次に行なったのは100人以上の子供を対象にしたサッカー教室だ。今年の6、7月のオフシーズンに地元・横浜と宮城県で開催した。
子供100人との試合もしてみたけど、いくら子供とはいえ、あの人数は手ごわい。どこにいっても子供だらけ。崩せない、プレスがすごい。結果、横浜では負けてしまった。
宮城では大人げなく、攻略法を本気で練って、サイドから攻撃を組み立てることに(笑)。
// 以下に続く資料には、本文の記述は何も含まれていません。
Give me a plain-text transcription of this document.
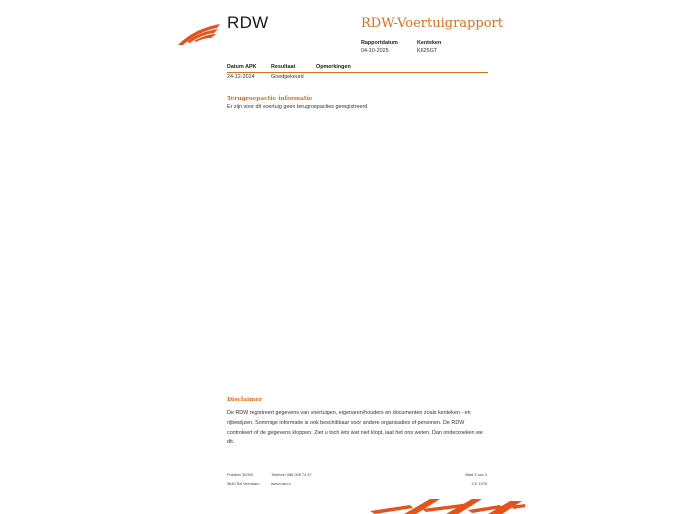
RDW	RDW-Voertuigrapport
Rapportdatum
04-10-2025
Kenteken
K625GT
Datum APK	Resultaat	Opmerkingen
24-12-2024	Goedgekeurd
Terugroepactie informatie
Er zijn voor dit voertuig geen terugroepacties geregistreerd
Disclaimer
De RDW registreert gegevens van voertuigen, eigenaren/houders en documenten zoals kenteken - en rijbewijzen. Sommige informatie is ook beschikbaar voor andere organisaties of personen. De RDW controleert of de gegevens kloppen. Ziet u toch iets wat niet klopt, laat het ons weten. Dan onderzoeken we dit.
Postbus 30000
9640 RA Veendam
Telefoon 088 008 74 47
www.rdw.nl
Blad 3 van 3
3.E 1978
子供たちがケガをしないよう、細心の注意を払いながら、今度は勝てた。
それはさておき、子供たちが一生懸命プレーする姿を見ていたら、昔の自分を思い出していた。横浜のサッカースクールで、ロナウジーニョに憧れて、スパイクもユニフォームもそろえ、〝絶対にサッカー選手になる〟と日々ボールを蹴っていたことを。
少しでも地元・横浜の子供たちの役に立てたのなら本望だ。
横浜に続いて宮城県を選んだのにも理由がある。やっぱり、ベガルタ仙台に対する思い入れが強いからだ。プロになって初めて、1シーズン通じて試合に出場させてもらえたのが仙台だった。
2018年のシーズンがなかったら、今の自分はいない。それだけ充実した日々を送ることができた。宮城、そして仙台には感謝してもしきれない。だから、少しでも恩返しができるよう、地元の横浜に続いて真っ先に宮城を選んだ。
あと、純粋に宮城に帰ってきたかったという気持ちもある。なんせ牛タンや海鮮など、食べ物がとにかくおいしいから。
■海外生活で感じた和食のありがたみ
KCPでは子供たちのための活動以外に、日本食文化の発信も目標に掲げている。全国津々浦々、47都道府県を訪れて、地元の食材を紹介できれば、なんて思っている。地元の人が作る郷土料理を食し発信するとか。
地元の農産物を使って、僕のYouTube内の「板倉クッキング」というコーナーで紹介するとか。そっちはうまく料理ができるかどうかがちょっと......だけど(笑)。
とにかく、全国各地の魅力を伝えたい。行った先々で子供向けのサッカー教室を開くのもおもしろそうだ。
僕の日本食への関心は海外生活によって強まった。現在、ドイツに住んでいて、つくづく感じるのは和食のありがたみ。僕が住むデュッセルドルフという街は、日本人街がある分、和の食材は割と豊富なほう。
それでも、日本に帰ってきたときは、和食のクオリティの高さにいつも驚かされる。だからこそ、魅力を積極的に取り上げたい。
僕は家族、友達、チームメイトをはじめ、常に誰かに助けられてきたと思っている。その分、僕も誰かを助けたい。
W杯に出場したおかげで、知ってくれている人は増えたはず。そんな今だからこそ、かつて僕がサッカーから受け取ってきた夢と希望を、KCPを通じて、今度は誰かに伝えていきたい。
●板倉滉(Ko ITAKURA)
1997年1月27日生まれ、神奈川県出身。日本代表CB。川崎Fでプロ入り、19年に1シーズン在籍したベガルタ仙台からイングランド1部マンチェスターCへ移籍。その後、オランダ1部フローニンゲン、ドイツ2部シャルケへと移り、現在はドイツ1部のボルシアMGに在籍。昨年のカタールW杯ではベスト16入りの立役者となった。